How could I even fetch my own cup of chai from a market-vendor without provoking a crisis?
Because everything around the God-Emperor’s brother must be a thorn-snare of tangled powers and calculations.
No one could look at me and simply think of — of whimsy, or playfulness, or love—”
He stopped short, head bowed, clutching at the edge of the table. He was his brother’s nadhir, the prophet of disasters. So of course the next kitten would make its appearance precisely when he most needed his wits and his eloquence in their defense — and his own.
“This isn’t just about the cat, is it,” Irfan murmured.
“Of course this isn’t just about the cat,” Najra said, poking him in the shoulder with her silverpoint.
“I wouldn’t kick the legs out from under the God-Emperor’s throne for a cat.
But I’d do it to defend his Highness’s right to choose his love and his joy for himself, whether or not it’s expedient or charm-suspicious or anything else. ”
“You have the delicate political sensitivity of a scouring sandstorm, ya ustadha.”
“Surely that’s not news.” Najra threw back the last of her chai and thumped the empty kulhad on the table.
“If our wants and needs were diplomatically impossible, we could retire, you and I. But his Highness will never not be the God-Emperor’s prophet.
He can’t step down. He can’t push his foresight into a ring or a charm and hand it over and walk away.
And that ‘ensorcellment bound to his soul’ is a soft little bit of charmcraft who’s only alive and embodied because she loves him and he loves her.
Yes, that’s a hell of a vulnerability.

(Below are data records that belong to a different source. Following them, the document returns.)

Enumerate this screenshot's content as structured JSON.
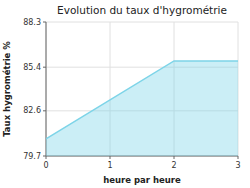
{
  "chart_data": {
    "type": "area",
    "title": "Evolution du taux d'hygrométrie",
    "xlabel": "heure par heure",
    "ylabel": "Taux hygrométrie %",
    "x": [
      0,
      2,
      3
    ],
    "values": [
      80.8,
      85.8,
      85.8
    ],
    "xlim": [
      0,
      3
    ],
    "ylim": [
      79.7,
      88.3
    ],
    "xticks": [
      0,
      1,
      2,
      3
    ],
    "yticks": [
      79.7,
      82.6,
      85.4,
      88.3
    ],
    "color": "#7dd4e8",
    "grid": true
  }
}
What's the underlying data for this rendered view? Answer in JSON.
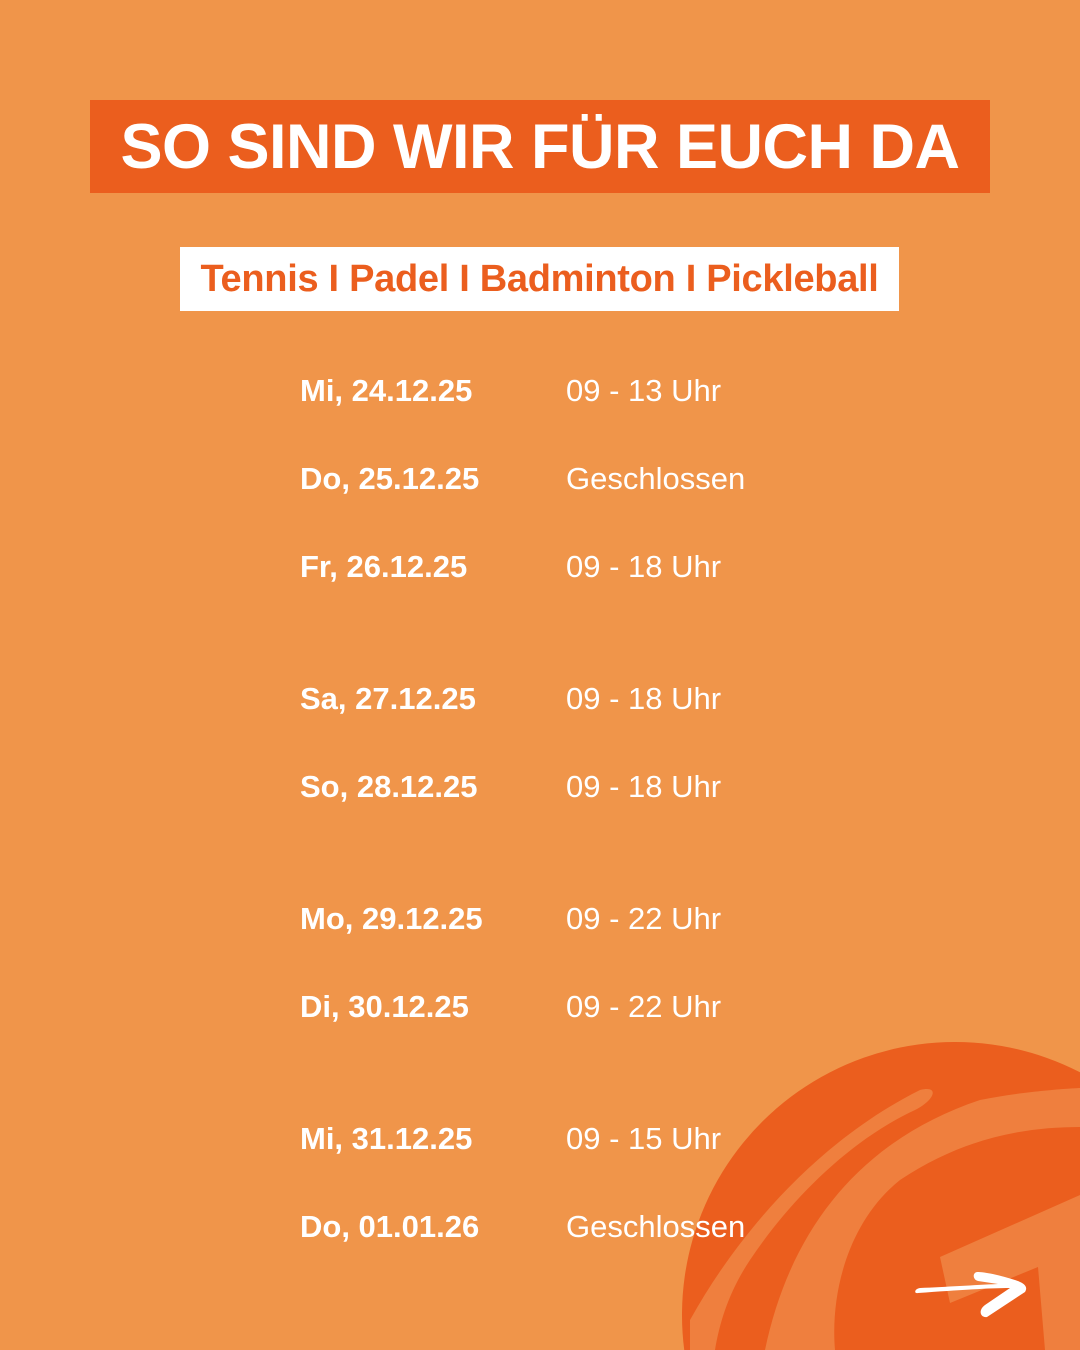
{
  "header": {
    "title": "SO SIND WIR FÜR EUCH DA",
    "subtitle": "Tennis I Padel I Badminton I Pickleball"
  },
  "schedule": [
    {
      "date": "Mi, 24.12.25",
      "hours": "09 - 13 Uhr"
    },
    {
      "date": "Do, 25.12.25",
      "hours": "Geschlossen"
    },
    {
      "date": "Fr, 26.12.25",
      "hours": "09 - 18 Uhr"
    },
    {
      "date": "Sa, 27.12.25",
      "hours": "09 - 18 Uhr"
    },
    {
      "date": "So, 28.12.25",
      "hours": "09 - 18 Uhr"
    },
    {
      "date": "Mo, 29.12.25",
      "hours": "09 - 22 Uhr"
    },
    {
      "date": "Di, 30.12.25",
      "hours": "09 - 22 Uhr"
    },
    {
      "date": "Mi, 31.12.25",
      "hours": "09 - 15 Uhr"
    },
    {
      "date": "Do, 01.01.26",
      "hours": "Geschlossen"
    }
  ],
  "colors": {
    "background": "#F0954A",
    "accent": "#EB5E1E",
    "stripe": "#EF7F3E",
    "text": "#FFFFFF"
  },
  "decor": {
    "ball_icon": "ball-icon",
    "arrow_icon": "arrow-right-icon"
  }
}
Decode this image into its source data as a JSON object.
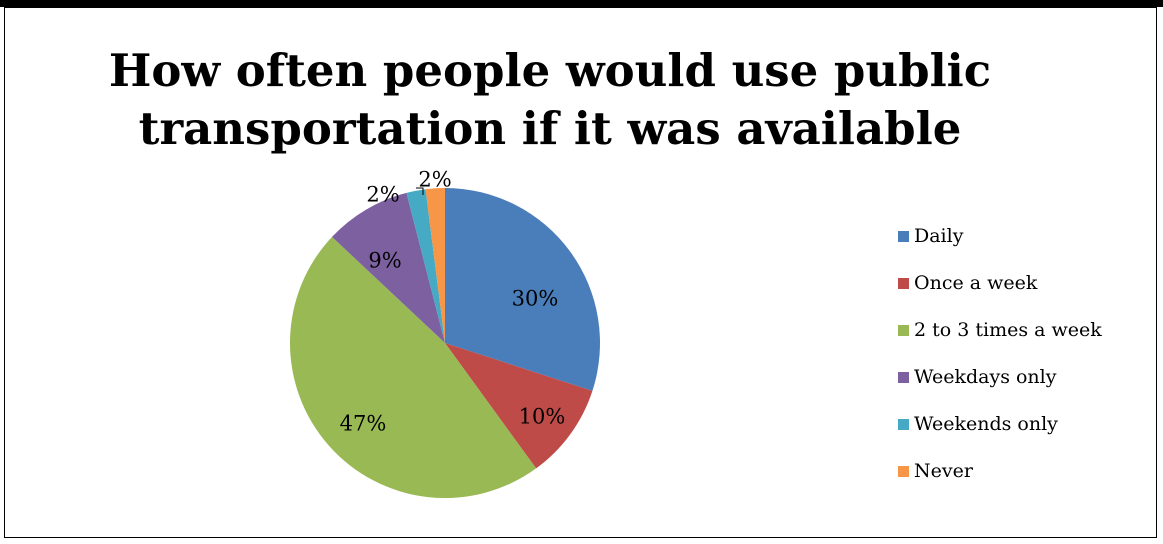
{
  "chart_data": {
    "type": "pie",
    "title_lines": [
      "How often people would use public",
      "transportation if it was available"
    ],
    "categories": [
      "Daily",
      "Once a week",
      "2 to 3 times a week",
      "Weekdays only",
      "Weekends only",
      "Never"
    ],
    "values": [
      30,
      10,
      47,
      9,
      2,
      2
    ],
    "data_labels": [
      "30%",
      "10%",
      "47%",
      "9%",
      "2%",
      "2%"
    ],
    "colors": [
      "#4a7ebb",
      "#be4b48",
      "#98b954",
      "#7d60a0",
      "#46aac5",
      "#f79646"
    ],
    "legend_position": "right",
    "start_angle_deg": 0,
    "direction": "clockwise"
  }
}
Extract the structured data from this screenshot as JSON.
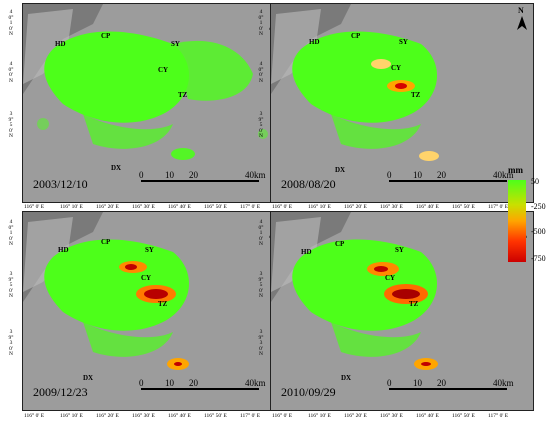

Love always is.
That doesn’t mean you get to take her away from him like a toddler about to burn himself on a candle-flame, Irfan.
We’re all old enough and tired enough to know how love burns. ”
“And you dare to speak of love.”
“I dare to speak of anything,” Najra said, with a toss of her head. “But I dare you to tell me I’m wrong.”
With an unsteady waver in his voice, Irfan asked, “Your Highness…?”
He’d really hoped Irfan and Najra would have spent just a couple more minutes arguing with each other.
“Kitten,” he managed, still clinging to the table.
Najra hastily scrabbled among her diagrams for a sheet with a blank back side and flipped it over.
“Tell me everything,” she said, silverpoint poised at the ready. “Do you get a sense of direction? A distance? You don’t have the same anatomy, so what would you say is—”
“Not right now, Najra,” Irfan sighed. He moved to kneel at Faraj’s side, and silently offered his hands to hold.
After a moment’s hesitation, Faraj took Irfan’s hands, and held on, and tried to breathe through it.
(The deep rumble of Kamil’s purring was a comfort beyond compare. But even as dearly as he loved Kamil, those claws were much too sharp for soft human hands to cling to.)